La Guinée-Bissau connaît une période de tension politique particulière depuis le début de l'année, après que la Commission électorale nationale a déclaré Umaro Sissoco Embaló vainqueur du second tour des élections présidentielles.

Domingos Simões Pereira, considéré comme vaincu par la Commission électorale nationale, n'a pas reconnu les résultats des élections, alléguant qu'il y a eu fraude et a déposé un recours pour litige électoral devant la Cour suprême de justice, qui n'a pas encore pris de décision.

Umaro Sissoco Embaló s'est autoproclamé président de la Guinée-Bissau en février et a finalement été reconnu vainqueur des élections par la Communauté économique ouest-africaine (CEDEAO) et d'autres partenaires internationaux.

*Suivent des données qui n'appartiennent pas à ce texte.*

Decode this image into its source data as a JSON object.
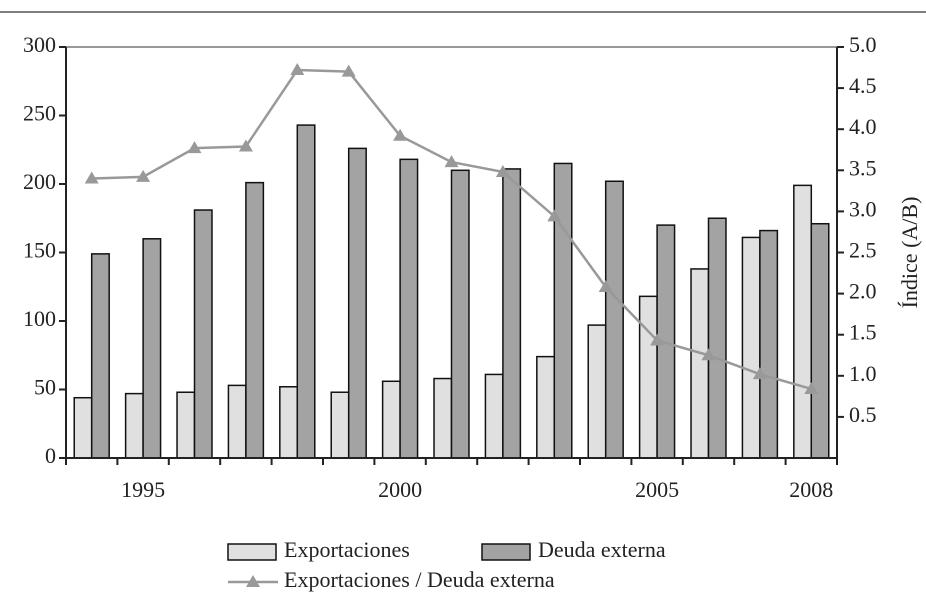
{
  "chart_data": {
    "type": "bar_line",
    "categories": [
      null,
      "1995",
      null,
      null,
      null,
      null,
      "2000",
      null,
      null,
      null,
      null,
      "2005",
      null,
      null,
      "2008"
    ],
    "series": [
      {
        "name": "Exportaciones",
        "color": "#e0e0e0",
        "values": [
          44,
          47,
          48,
          53,
          52,
          48,
          56,
          58,
          61,
          74,
          97,
          118,
          138,
          161,
          199
        ]
      },
      {
        "name": "Deuda externa",
        "color": "#a3a3a3",
        "values": [
          149,
          160,
          181,
          201,
          243,
          226,
          218,
          210,
          211,
          215,
          202,
          170,
          175,
          166,
          171
        ]
      },
      {
        "name": "Exportaciones / Deuda externa",
        "color": "#999999",
        "axis": "y2",
        "type": "line",
        "values": [
          3.4,
          3.42,
          3.77,
          3.79,
          4.72,
          4.7,
          3.92,
          3.6,
          3.48,
          2.94,
          2.08,
          1.43,
          1.25,
          1.02,
          0.84
        ]
      }
    ],
    "ylim": [
      0,
      300
    ],
    "yticks": [
      0,
      50,
      100,
      150,
      200,
      250,
      300
    ],
    "y2label": "Índice (A/B)",
    "y2lim": [
      0,
      5
    ],
    "y2ticks": [
      0.5,
      {
        "value": 1,
        "label": "1.0"
      },
      1.5,
      {
        "value": 2,
        "label": "2.0"
      },
      2.5,
      {
        "value": 3,
        "label": "3.0"
      },
      3.5,
      {
        "value": 4,
        "label": "4.0"
      },
      4.5,
      {
        "value": 5,
        "label": "5.0"
      }
    ]
  }
}
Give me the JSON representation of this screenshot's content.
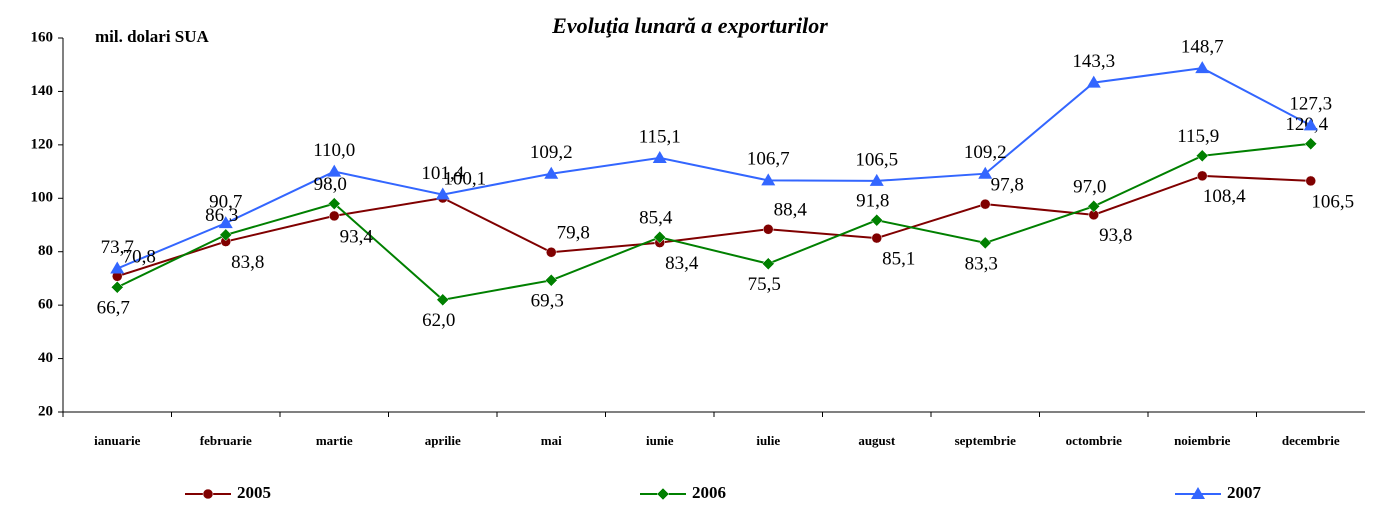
{
  "chart_data": {
    "type": "line",
    "title": "Evoluţia lunară a exporturilor",
    "y_label": "mil. dolari SUA",
    "categories": [
      "ianuarie",
      "februarie",
      "martie",
      "aprilie",
      "mai",
      "iunie",
      "iulie",
      "august",
      "septembrie",
      "octombrie",
      "noiembrie",
      "decembrie"
    ],
    "series": [
      {
        "name": "2005",
        "color": "#800000",
        "marker": "circle",
        "values": [
          70.8,
          83.8,
          93.4,
          100.1,
          79.8,
          83.4,
          88.4,
          85.1,
          97.8,
          93.8,
          108.4,
          106.5
        ],
        "value_labels": [
          "70,8",
          "83,8",
          "93,4",
          "100,1",
          "79,8",
          "83,4",
          "88,4",
          "85,1",
          "97,8",
          "93,8",
          "108,4",
          "106,5"
        ]
      },
      {
        "name": "2006",
        "color": "#008000",
        "marker": "diamond",
        "values": [
          66.7,
          86.3,
          98.0,
          62.0,
          69.3,
          85.4,
          75.5,
          91.8,
          83.3,
          97.0,
          115.9,
          120.4
        ],
        "value_labels": [
          "66,7",
          "86,3",
          "98,0",
          "62,0",
          "69,3",
          "85,4",
          "75,5",
          "91,8",
          "83,3",
          "97,0",
          "115,9",
          "120,4"
        ]
      },
      {
        "name": "2007",
        "color": "#3366ff",
        "marker": "triangle",
        "values": [
          73.7,
          90.7,
          110.0,
          101.4,
          109.2,
          115.1,
          106.7,
          106.5,
          109.2,
          143.3,
          148.7,
          127.3
        ],
        "value_labels": [
          "73,7",
          "90,7",
          "110,0",
          "101,4",
          "109,2",
          "115,1",
          "106,7",
          "106,5",
          "109,2",
          "143,3",
          "148,7",
          "127,3"
        ]
      }
    ],
    "ylim": [
      20,
      160
    ],
    "yticks": [
      20,
      40,
      60,
      80,
      100,
      120,
      140,
      160
    ],
    "legend": "bottom"
  }
}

Après avoir pris ses fonctions symboliquement, le chef de l'État a limogé le gouvernement dirigé par Aristides Gomes, sur les élections législatives de 2019 remportées par le PAIGC, et en a nommé un autre dirigé par Nuno Nabian, chef de l'Assemblée du peuple unie – Parti démocratique de Guinée-Bissau (APU-PDGB), qui a pris le pouvoir avec le soutien des forces armées du pays, qui occupaient les institutions de l'État.

La CEDEAO avait demandé la formation d'un gouvernement qui respecterait les résultats des assemblées législatives jusqu'au 22 mai, mais la date limite n'a pas été respectée, car les partis avec des sièges parlementaires, divisés en deux blocs, ont affirmé que les deux avaient la majorité pour former un gouvernement.

Le PAIGC a remporté les assemblées législatives de mars 2019 sans majorité et a conclu un accord d'incidence parlementaire avec l'APU-PDGB, le Parti de la nouvelle démocratie et l'Union pour le changement, obtenant 54 des 102 sièges au Parlement.

Au début de la législature, le chef de l'APU-PDGB, Nuno Nabian, est devenu incompatible avec le PAIGC et a rejoint le Mouvement pour l'alternance démocratique (Madem-G15), la deuxième force politique du pays, avec 27 députés, et le Parti Renouveau social, qui a élu 21 députés.

Malgré la nouvelle alliance, quatre des cinq députés de l'APU-PDGB ont maintenu leur fidélité à l'accord d'incidence parlementaire signé avec le PAIGC.

Lundi, Nuno Nabian a réussi à approuver son programme gouvernemental au Parlement guinéen avec les votes en faveur de cinq députés du PAIGC, qui ont contredit la décision du parti et ont participé à la session plénière.

Les députés restants du PAIGC sont retournés au Parlement mercredi pour annoncer que le parti déposera une contestation judiciaire pour approuver le programme du gouvernement, alléguant des "violations grotesques" des règles de l'Assemblée populaire nationale.